Mr Rumsfeld, who briefed members of the Senate behind closed doors, was asked afterwards by reporters about a British newspaper report that British Foreign Minister Jack Straw was pressing for direct elections in Iraq and Washington was inclined to go along.
“The US has always been for direct elections. The only question was when and how fast could they be done,” he said, adding that direct elections would be held on Iraq’s new constitution in any event.
Iraq’s top Shiite cleric Ayatollah Ali al Husseini al Sistani and coalition officials signalled flexibility on holding early elections, with both sides suggesting they’ll follow any UN recommendation on whether a direct vote is feasible, Iraqi and Western officials said.

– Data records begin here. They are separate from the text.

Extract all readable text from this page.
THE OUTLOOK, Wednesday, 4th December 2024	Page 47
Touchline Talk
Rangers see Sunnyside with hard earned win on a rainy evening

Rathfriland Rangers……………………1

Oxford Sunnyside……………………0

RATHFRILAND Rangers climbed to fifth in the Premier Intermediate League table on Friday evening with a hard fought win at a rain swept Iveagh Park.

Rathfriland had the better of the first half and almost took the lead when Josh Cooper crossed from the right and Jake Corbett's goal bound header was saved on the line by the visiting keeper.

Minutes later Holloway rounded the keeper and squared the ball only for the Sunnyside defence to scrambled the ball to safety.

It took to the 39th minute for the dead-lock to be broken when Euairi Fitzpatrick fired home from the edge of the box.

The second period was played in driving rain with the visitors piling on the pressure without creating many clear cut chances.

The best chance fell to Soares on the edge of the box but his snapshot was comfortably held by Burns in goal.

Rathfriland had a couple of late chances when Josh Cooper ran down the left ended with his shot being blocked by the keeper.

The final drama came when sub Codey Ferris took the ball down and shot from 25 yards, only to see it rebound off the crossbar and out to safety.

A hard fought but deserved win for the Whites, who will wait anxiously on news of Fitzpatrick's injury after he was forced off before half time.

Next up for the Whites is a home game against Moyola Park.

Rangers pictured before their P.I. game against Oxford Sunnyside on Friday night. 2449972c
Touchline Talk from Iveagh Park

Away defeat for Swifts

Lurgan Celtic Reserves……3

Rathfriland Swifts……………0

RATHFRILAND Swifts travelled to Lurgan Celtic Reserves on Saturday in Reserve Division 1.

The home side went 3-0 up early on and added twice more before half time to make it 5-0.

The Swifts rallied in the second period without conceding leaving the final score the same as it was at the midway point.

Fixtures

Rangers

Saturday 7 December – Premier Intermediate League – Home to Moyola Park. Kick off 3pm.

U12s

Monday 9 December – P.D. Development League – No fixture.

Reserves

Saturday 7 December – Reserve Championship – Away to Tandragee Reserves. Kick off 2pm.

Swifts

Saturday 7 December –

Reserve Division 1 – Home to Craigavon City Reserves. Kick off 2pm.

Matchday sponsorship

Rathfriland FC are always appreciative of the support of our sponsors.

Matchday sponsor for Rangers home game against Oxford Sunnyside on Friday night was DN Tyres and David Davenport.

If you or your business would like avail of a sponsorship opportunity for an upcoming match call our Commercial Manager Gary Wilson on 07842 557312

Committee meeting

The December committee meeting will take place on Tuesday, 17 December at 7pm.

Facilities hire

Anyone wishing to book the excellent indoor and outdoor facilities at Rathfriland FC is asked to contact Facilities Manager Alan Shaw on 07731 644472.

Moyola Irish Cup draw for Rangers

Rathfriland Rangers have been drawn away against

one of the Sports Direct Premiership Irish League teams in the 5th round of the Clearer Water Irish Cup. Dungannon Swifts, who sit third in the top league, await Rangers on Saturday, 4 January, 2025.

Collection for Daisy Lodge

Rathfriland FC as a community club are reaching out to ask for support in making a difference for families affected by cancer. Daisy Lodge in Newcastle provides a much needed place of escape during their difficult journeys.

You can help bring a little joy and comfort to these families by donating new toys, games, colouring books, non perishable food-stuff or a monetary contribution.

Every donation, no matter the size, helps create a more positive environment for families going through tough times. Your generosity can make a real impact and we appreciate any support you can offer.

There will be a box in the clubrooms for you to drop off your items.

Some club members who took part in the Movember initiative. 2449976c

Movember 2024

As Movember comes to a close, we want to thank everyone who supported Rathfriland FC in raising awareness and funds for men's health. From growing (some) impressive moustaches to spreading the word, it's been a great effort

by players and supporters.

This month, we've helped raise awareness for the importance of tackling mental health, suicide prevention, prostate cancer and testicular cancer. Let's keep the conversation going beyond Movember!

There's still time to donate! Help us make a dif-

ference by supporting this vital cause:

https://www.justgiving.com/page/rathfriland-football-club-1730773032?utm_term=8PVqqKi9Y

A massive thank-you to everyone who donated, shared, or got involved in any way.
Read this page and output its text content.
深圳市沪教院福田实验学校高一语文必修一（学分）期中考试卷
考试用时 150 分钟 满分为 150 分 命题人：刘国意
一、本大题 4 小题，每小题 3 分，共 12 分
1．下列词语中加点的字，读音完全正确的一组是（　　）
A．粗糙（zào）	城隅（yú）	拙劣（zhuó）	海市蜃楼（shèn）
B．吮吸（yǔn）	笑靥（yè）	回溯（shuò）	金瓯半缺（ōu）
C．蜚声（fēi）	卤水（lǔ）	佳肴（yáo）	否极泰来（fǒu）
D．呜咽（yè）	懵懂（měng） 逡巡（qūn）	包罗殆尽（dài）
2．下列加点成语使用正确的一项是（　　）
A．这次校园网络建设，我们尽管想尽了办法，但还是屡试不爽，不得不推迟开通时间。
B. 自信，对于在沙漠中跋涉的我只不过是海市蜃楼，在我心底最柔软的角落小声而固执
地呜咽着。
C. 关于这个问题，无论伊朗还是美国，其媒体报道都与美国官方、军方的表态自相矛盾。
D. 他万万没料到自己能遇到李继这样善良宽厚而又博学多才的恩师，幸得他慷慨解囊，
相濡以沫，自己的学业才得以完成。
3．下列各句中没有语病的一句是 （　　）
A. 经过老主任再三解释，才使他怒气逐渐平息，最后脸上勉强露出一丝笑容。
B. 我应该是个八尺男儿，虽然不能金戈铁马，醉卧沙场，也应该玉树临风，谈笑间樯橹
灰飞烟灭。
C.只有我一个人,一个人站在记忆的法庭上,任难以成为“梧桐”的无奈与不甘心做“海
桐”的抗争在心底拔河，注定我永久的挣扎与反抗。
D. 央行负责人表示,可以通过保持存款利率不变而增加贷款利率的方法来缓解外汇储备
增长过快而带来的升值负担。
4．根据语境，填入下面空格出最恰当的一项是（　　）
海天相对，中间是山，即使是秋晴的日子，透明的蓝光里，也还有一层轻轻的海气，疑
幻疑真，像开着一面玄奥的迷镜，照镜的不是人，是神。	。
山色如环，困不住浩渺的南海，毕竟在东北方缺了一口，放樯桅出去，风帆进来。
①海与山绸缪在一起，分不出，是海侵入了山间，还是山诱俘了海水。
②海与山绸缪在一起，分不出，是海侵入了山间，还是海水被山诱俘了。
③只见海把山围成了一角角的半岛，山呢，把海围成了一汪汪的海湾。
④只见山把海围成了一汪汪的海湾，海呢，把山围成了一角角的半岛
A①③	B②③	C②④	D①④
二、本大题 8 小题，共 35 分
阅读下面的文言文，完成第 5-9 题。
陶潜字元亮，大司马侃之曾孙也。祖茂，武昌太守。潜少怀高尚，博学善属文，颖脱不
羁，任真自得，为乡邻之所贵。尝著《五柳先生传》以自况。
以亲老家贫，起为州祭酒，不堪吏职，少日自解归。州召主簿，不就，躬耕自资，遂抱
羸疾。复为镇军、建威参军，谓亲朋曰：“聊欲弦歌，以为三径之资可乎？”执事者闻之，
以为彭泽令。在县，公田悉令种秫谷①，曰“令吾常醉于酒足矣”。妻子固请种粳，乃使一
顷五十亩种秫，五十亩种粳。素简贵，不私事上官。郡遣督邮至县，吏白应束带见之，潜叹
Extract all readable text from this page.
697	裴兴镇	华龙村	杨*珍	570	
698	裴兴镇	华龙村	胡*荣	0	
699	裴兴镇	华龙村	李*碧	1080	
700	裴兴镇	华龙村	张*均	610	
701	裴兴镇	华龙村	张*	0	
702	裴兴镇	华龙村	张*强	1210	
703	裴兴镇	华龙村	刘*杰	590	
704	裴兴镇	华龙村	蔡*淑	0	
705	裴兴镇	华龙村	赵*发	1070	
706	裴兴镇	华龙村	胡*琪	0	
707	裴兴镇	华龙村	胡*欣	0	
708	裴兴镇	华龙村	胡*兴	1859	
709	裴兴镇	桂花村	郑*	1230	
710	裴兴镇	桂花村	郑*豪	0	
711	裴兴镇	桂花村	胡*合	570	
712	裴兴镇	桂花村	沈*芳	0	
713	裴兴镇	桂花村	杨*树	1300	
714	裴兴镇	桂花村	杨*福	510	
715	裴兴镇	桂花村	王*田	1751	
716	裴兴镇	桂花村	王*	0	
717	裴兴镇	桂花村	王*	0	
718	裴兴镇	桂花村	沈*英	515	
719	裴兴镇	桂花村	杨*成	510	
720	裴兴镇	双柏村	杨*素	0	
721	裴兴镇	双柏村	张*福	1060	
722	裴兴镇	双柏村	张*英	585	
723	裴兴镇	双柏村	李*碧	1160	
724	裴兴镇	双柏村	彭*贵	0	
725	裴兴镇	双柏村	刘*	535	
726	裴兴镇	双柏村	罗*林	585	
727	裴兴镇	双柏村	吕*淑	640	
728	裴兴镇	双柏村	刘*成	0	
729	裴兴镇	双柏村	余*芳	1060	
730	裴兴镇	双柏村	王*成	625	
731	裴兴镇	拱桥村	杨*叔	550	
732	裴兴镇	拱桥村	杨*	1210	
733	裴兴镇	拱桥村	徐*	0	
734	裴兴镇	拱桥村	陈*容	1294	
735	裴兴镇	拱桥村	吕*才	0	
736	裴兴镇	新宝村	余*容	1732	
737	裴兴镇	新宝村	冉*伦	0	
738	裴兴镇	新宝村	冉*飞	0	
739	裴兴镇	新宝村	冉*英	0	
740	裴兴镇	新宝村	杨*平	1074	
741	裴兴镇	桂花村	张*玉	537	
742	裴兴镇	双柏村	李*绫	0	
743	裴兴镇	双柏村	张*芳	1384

11 killed: Two US soldiers were killed near Baquba, northeast of Baghdad, in a mortar attack, the US military said. “Last evening at approximately 6:30pm two 4th Infantry Division soldiers were killed and one critically wounded in a mortar attack at a forward base in Baquba,” 4ID spokesman Major Josslyn Aberle said. Militants in a car fired AK-47 assault rifles and tossed a grenade at a police checkpoint near Fallujah on Thursday, killing three policemen. Four Iraqi laundresses were killed when assailants raked their minibus with gunfire west of Baghdad. A British soldier was killed in an automobile accident on Wednesday in Al Amarah.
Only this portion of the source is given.